Souplesse et formation des équipes
Exactement de la même façon que face à un handicap physique ou sensoriel. « Le handicap psychique ne doit pas être stigmatisé, estime Erwan Le Cornec, chargé de la mission handicap d’Assystem et psychologue de formation. Tous les types de handicaps requièrent une certaine souplesse, du temps et de l’engagement de la part de l’environnement de travail. » De plus, « l’intégration du handicap psychique est gérable dès lors qu’on comprend qu’il faut éviter de placer le collaborateur concerné dans des environnements stressants ou instables. » C’est pourquoi l’intervention du médecin du travail est essentielle : « A défaut de dévoiler la nature de la pathologie, qui reste de la seule décision de la personne concernée, il se porte garant de son aptitude à travailler et explicite les conditions dans lesquelles elle peut le faire. » Mieux vaut toutefois former l’ensemble de l’équipe à l’identification des signaux d’alerte : « Retards trop fréquents ou absences subites et inexpliquées, dégradation de l’hygiène et de la présentation physique, refus systématiquement d’aller au restaurant d’entreprise, signes d’angoisse traduisent souvent une dégradation de l’état psychique », détaille Gérard Lefranc.
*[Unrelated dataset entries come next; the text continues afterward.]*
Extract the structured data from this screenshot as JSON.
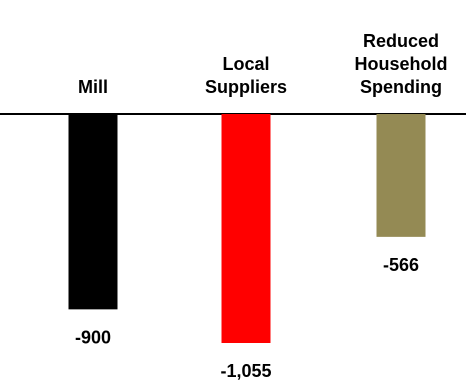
{
  "chart_data": {
    "type": "bar",
    "categories": [
      [
        "Mill"
      ],
      [
        "Local",
        "Suppliers"
      ],
      [
        "Reduced",
        "Household",
        "Spending"
      ]
    ],
    "values": [
      -900,
      -1055,
      -566
    ],
    "value_labels": [
      "-900",
      "-1,055",
      "-566"
    ],
    "colors": [
      "#000000",
      "#ff0000",
      "#948a54"
    ],
    "ylim": [
      -1100,
      0
    ],
    "grid": false,
    "legend": "none"
  }
}
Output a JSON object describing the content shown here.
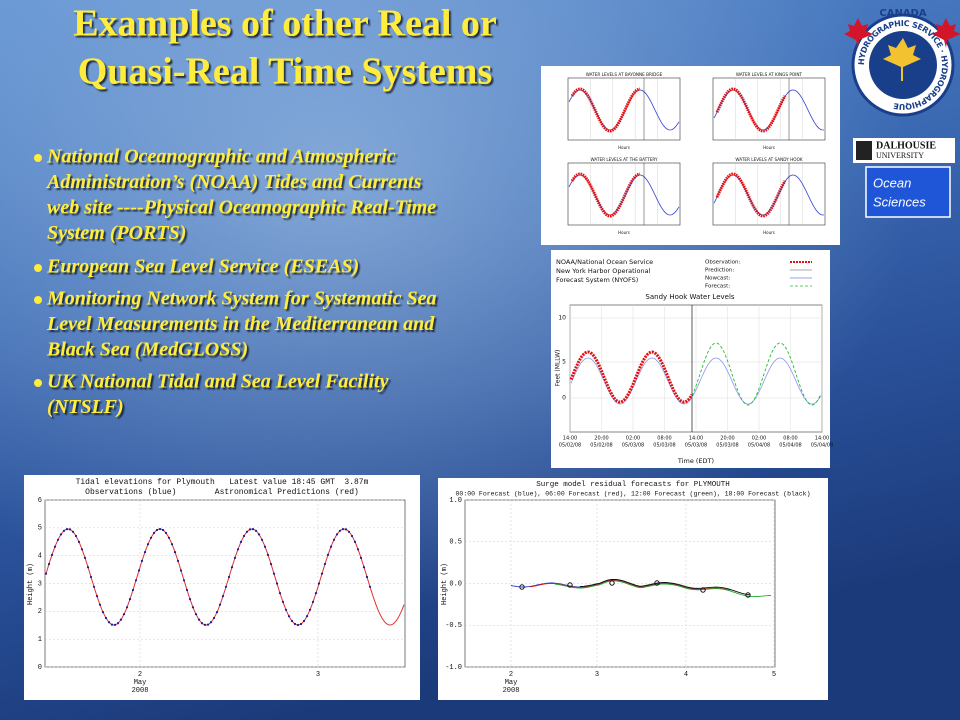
{
  "title": {
    "lines": [
      "Examples of other Real or",
      "Quasi-Real Time Systems"
    ]
  },
  "bullets": [
    [
      "National Oceanographic and Atmospheric",
      "Administration’s (NOAA) Tides and Currents",
      "web site ----Physical Oceanographic Real-Time",
      "System (PORTS)"
    ],
    [
      "European Sea Level Service (ESEAS)"
    ],
    [
      "Monitoring Network System for Systematic Sea",
      "Level Measurements in the Mediterranean and",
      "Black Sea (MedGLOSS)"
    ],
    [
      "UK National Tidal and Sea Level Facility",
      "(NTSLF)"
    ]
  ],
  "logos": {
    "canada": "CANADA",
    "hydrographic": "HYDROGRAPHIC SERVICE · HYDROGRAPHIQUE",
    "dalhousie": [
      "DALHOUSIE",
      "UNIVERSITY"
    ],
    "ocean_sciences": [
      "Ocean",
      "Sciences"
    ]
  },
  "ports_panel": {
    "titles": [
      "WATER LEVELS AT BAYONNE BRIDGE",
      "WATER LEVELS AT KINGS POINT",
      "WATER LEVELS AT THE BATTERY",
      "WATER LEVELS AT SANDY HOOK"
    ],
    "x_label": "Hours"
  },
  "nyofs_panel": {
    "header": [
      "NOAA/National Ocean Service",
      "New York Harbor Operational",
      "Forecast System (NYOFS)"
    ],
    "legend": [
      "Observation:",
      "Prediction:",
      "Nowcast:",
      "Forecast:"
    ],
    "title": "Sandy Hook Water Levels",
    "y_label": "Feet (MLLW)",
    "y_ticks": [
      "10",
      "5",
      "0"
    ],
    "x_ticks": [
      {
        "time": "14:00",
        "date": "05/02/08"
      },
      {
        "time": "20:00",
        "date": "05/02/08"
      },
      {
        "time": "02:00",
        "date": "05/03/08"
      },
      {
        "time": "08:00",
        "date": "05/03/08"
      },
      {
        "time": "14:00",
        "date": "05/03/08"
      },
      {
        "time": "20:00",
        "date": "05/03/08"
      },
      {
        "time": "02:00",
        "date": "05/04/08"
      },
      {
        "time": "08:00",
        "date": "05/04/08"
      },
      {
        "time": "14:00",
        "date": "05/04/08"
      }
    ],
    "x_label": "Time (EDT)"
  },
  "plymouth_tide": {
    "title": "Tidal elevations for Plymouth   Latest value 18:45 GMT  3.87m",
    "subtitle": "Observations (blue)        Astronomical Predictions (red)",
    "y_label": "Height (m)",
    "y_ticks": [
      "0",
      "1",
      "2",
      "3",
      "4",
      "5",
      "6"
    ],
    "x_ticks": [
      "2",
      "3"
    ],
    "x_sub": [
      "May",
      "2008"
    ]
  },
  "plymouth_surge": {
    "title": "Surge model residual forecasts for PLYMOUTH",
    "subtitle": "00:00 Forecast (blue), 06:00 Forecast (red), 12:00 Forecast (green), 18:00 Forecast (black)",
    "y_label": "Height (m)",
    "y_ticks": [
      "1.0",
      "0.5",
      "0.0",
      "-0.5",
      "-1.0"
    ],
    "x_ticks": [
      "2",
      "3",
      "4",
      "5"
    ],
    "x_sub": [
      "May",
      "2008"
    ]
  }
}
Il faut, surtout, expliquer au manager qu’il n’est pas seul face au handicap psychique : « Il doit travailler en équipe avec le médecin du travail et la mission handicap tout en restant dans son rôle de manager ». C’est-à-dire éviter de jouer les psys ou les nounous, et ne pas hésiter à sanctionner les attitudes inacceptables. Comme avec tous leurs autres collaborateurs.